Bu acı tabloya seyirci kalanlar, üstelik destekleyenler ve hatta maddi yardımda bulunanlar darbe yanlılarına karşı destek olanlar tarih önünde utanmalıdırlar. Bu gibi insanları ve bu düşüncede olan ihanet sahiplerini tıp dünyasının bir araştırma ve incelemeye tabi tutması ve psikolojik nedenleri ile rahatsızlıklarının tespitinin gerekmesi düşünülmelidir. Zira hiçbir canlı böyle bir vahşet karşısında sessiz kalmamakta, tepkisini acıma duyguları içinde göstermektedirler. Her canlı hem cinsine karşı insanlık ve acıma duygularını kullanmakta, gerekli tepkiyi göstermekte ve acı duyduğunu davranışları ile anlatmaktadır. Bu gibi, gerçek bir vahim olayın karşısında sessiz kalanlar, tüm insanlık tarafından haksız olduğu bilinen konu olarak bu gibi darbecilere destek olanlar ve sesini çıkarmayanlar kontrole tabi tutulmalı ve düşünceleri ile davranışlarının nedenlerinin sebepleri tüm dünyaya duyurulmalıdır.
Bir ülke düşününüz ki silahlı kuvvetleri, çoğunluğun seçtiği ve demokrasi ile kendisini idare edenlere yetki verdiği kişi ve idarecileri darbe ile yıkarak kendi halkını öldüren insanlara karşı hiçbir şekilde doğru yaptığını ifade etmesi insanlık ölçülerinin dışında bir düşünce olmalıdır. Kendi öz insanlarını, anne, baba, çocuk demeden öldürenlere karşı sessiz kalması düşünülmemeli, gerekli önlemleri almakta insanlık görevini yerine getirmelidir. İnsanlık adına, inançlar adına hiçbir şekilde hainlerin yaptığını kabul etmek gerçeğe aykırı davranmak olduğu bilinmelidir. Bu nasıl düşünce? Bir lider olarak hiçbir etki gösteremez ve elinden bir çare gelmiyorsa karşı olanlara yardımcı ol erdemini de göstermekten imtina etmemelisiniz. Kendinizi korkuyor ve saltanatınıza bir zarar geleceğini düşünüyorsanız, yakın zamanda şahsınız için de bunu beklemelisiniz. Tarih bir tekerrürden ibarettir. Her kişi, lider ve ihanet sahipleri bir gün başlarına gelecek felaketi unutmamalıdırlar.

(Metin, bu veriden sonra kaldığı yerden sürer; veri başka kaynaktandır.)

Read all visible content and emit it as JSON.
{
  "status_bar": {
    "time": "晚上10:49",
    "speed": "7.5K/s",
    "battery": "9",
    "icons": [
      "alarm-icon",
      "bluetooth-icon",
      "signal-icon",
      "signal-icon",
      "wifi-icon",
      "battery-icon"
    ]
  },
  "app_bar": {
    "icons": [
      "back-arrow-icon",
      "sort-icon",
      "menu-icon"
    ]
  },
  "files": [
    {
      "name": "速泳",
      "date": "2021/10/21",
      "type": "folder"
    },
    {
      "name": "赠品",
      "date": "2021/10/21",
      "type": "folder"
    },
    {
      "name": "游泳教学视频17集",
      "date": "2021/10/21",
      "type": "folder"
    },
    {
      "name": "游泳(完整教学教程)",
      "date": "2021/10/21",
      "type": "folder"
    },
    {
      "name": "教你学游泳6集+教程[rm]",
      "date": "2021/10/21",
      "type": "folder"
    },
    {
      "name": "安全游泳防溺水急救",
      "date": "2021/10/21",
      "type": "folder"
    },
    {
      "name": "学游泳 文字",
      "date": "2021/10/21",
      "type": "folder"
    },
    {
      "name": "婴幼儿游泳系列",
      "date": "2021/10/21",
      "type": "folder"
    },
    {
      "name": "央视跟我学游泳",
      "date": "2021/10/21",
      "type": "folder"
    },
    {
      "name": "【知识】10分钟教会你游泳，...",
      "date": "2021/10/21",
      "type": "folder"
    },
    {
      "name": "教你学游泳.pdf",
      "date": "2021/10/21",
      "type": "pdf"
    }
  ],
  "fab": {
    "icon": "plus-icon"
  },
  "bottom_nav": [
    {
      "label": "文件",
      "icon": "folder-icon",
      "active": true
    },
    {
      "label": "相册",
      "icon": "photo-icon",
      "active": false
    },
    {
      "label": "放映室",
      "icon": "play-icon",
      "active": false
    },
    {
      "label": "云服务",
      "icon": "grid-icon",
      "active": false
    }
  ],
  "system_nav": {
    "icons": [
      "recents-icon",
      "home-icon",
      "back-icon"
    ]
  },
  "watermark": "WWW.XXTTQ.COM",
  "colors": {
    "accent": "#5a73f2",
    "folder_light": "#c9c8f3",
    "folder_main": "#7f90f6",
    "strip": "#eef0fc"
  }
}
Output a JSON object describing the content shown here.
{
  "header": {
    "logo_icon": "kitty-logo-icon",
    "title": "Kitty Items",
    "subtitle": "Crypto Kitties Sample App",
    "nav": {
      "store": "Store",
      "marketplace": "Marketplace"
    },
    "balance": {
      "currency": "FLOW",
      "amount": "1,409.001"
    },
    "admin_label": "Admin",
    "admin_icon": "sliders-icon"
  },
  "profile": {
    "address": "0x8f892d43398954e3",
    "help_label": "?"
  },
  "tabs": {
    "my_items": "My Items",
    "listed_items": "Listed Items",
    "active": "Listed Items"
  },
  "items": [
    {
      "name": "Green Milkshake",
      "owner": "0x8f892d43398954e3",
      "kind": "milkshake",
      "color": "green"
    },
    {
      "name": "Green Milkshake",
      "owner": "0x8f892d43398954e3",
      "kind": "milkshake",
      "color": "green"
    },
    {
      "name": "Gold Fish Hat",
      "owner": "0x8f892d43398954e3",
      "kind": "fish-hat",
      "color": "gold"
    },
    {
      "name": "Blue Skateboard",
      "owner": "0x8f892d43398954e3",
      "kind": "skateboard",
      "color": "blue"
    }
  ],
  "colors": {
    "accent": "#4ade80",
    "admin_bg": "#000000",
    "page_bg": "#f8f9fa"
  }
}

Kısaca, bu gibi duyarsız ve vahşete seyirci kalanları psikolojik olarak davranış ve genel durumlarını inceleme ve halka duyurma, neden bu tarz bir düşünceye sahip olduklarını ortaya çıkarmanın tıbbi bit görev olduğu bilinmelidir. BU bir hatırlatma ve insanlığa karşı bir görev olarak düşünülmelidir. Ve, yine bilinmelidir ki neden bu idareciler bu vahşetlere seyirci kalmalıdırlar. Darbeye karşı olanların da duygu ve düşünceleri, insanlık ölçüleri hainlere karşı ortaya çıkarılmalı ve tüm kamu bu uygulamaların nedenini öğrenmelidir. Sonuçta, ilgili olan ve hain düşüncelere sahip kişiler de halkı tarafından açık olarak bilinmelidir. Bu bir öneridir. Merak edilen bir konudur. Her insan, Mısır’da bir yavrunun vurulan annesine “anne uyan “ diye seslenip feryat ederse bunu duymayan ve buna isyan etmeyen kişide duygusal bakımdan bir noksanlık olduğu düşünülmeli ve ortaya çıkarılmalıdır. Bu bir örnektir. Nice insanlar bu acıyı yaşamakta, ilgili bazı kişiler buna seyirci kalmaktadırlar. İşte, halk ve insanlık bu olaylara seyirci kalma nedenlerini merak etmektedir. Tıp bunu bulmalı ve halkı aydınlatmalıdır. Bütün ölenlere Allah’tan rahmet, yaralılara şifalar diliyor, yakınlarına sabırlar temenni ediyorum.